As per the insider, the leading crypto exchange Binance prepared a plan to dodge the regulatory scrutiny and threat from U.S. prosecutions.
While assessing Binance’s employee’s private chat and documents from 2018 to 2020, the popular news magazine observed a fear about possible regulatory action. They were calling any lawsuit from U.S. regulators a “nuclear fall out” for Binance’s business and its officers.
The news magazine reported that Binance and Binance U.S. holds more intertwined than their claims in the context of staff and finances. Also, They both share the same affiliated entity that transacts cryptocurrencies.

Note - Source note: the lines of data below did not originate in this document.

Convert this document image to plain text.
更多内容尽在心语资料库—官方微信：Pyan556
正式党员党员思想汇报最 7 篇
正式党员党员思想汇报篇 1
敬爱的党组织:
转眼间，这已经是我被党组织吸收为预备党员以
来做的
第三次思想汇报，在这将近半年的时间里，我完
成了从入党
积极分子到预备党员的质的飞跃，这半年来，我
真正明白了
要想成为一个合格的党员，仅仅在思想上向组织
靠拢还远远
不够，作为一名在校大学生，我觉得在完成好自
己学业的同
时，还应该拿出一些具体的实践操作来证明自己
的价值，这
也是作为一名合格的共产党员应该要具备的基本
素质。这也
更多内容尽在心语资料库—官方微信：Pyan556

The report also allegedly claims that Binance U.S. is possibly sharing customers’ digital wallet data with Binance developer China. Currently, in the world of geopolitics, China is the toughest competitor of the U.S., and if reports are true, it would be the biggest threat to U.S.’s national security.

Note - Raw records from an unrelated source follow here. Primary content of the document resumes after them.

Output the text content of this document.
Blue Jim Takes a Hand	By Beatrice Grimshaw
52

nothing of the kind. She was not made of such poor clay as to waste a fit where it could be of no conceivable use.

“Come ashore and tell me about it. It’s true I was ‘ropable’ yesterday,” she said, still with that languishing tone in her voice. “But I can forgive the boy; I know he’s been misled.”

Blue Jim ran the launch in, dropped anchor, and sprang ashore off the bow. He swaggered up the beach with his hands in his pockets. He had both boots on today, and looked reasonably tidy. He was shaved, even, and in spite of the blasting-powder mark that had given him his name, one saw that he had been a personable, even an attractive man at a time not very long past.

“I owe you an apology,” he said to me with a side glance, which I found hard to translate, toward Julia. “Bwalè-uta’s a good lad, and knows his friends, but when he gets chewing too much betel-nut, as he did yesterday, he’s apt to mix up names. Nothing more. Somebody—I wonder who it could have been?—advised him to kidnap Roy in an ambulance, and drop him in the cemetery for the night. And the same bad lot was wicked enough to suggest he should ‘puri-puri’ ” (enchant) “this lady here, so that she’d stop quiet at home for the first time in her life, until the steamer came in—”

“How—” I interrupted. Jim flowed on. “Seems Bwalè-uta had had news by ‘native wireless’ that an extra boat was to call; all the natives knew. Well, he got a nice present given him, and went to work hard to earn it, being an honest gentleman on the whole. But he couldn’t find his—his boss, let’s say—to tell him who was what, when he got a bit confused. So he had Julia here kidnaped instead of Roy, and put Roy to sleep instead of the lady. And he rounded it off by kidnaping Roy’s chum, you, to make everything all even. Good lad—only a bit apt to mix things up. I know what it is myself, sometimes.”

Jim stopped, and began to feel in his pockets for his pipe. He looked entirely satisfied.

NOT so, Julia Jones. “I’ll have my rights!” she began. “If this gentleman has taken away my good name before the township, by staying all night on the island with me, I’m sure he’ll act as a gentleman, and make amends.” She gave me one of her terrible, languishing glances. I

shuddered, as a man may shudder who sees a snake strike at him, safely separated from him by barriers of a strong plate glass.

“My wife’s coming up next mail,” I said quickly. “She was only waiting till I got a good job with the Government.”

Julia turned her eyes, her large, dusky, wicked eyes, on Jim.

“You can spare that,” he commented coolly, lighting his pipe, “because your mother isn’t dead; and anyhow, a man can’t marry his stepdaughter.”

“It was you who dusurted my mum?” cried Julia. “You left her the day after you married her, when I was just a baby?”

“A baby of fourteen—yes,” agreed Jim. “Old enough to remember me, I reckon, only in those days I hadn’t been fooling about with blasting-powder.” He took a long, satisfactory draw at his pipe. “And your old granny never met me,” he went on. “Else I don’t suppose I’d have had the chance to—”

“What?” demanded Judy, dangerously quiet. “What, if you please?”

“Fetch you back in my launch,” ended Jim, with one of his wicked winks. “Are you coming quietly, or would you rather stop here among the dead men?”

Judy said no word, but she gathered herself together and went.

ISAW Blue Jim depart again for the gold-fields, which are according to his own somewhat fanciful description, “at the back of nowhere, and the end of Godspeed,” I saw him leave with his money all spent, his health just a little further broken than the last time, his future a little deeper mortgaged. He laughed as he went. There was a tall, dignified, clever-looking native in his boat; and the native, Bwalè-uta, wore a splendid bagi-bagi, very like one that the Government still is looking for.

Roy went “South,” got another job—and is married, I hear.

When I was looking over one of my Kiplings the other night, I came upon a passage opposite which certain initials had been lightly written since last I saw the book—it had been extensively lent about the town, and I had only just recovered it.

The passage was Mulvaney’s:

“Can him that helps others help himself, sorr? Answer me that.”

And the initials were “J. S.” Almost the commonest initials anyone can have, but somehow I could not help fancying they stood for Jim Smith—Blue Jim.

However, U.S. regulatory authorities such as the Department of Justice and the Securities and Exchange Commission have been continuously assessing Binance’s association with Binance U.S. If regulators find concrete evidence about Binance’s total control over Binance U.S., it may put them in trouble. In the worst scenario, U.S. prosecutors can throw the exchange out of the country.
Binance’s spokesperson admitted to another news agency that “we have already acknowledged that we did not have adequate compliance and controls in place during those early years,” he added, “we are a very different company today when it comes to compliance.”
Last week, three Bipartisan U.S. senators, Elizabeth Warren (D. Mass.), Chairs Van Hollen (D., MD.), and Roger Marshall (R., Kam), called Binance a “Hotbed” of all illegal activities such as money laundering.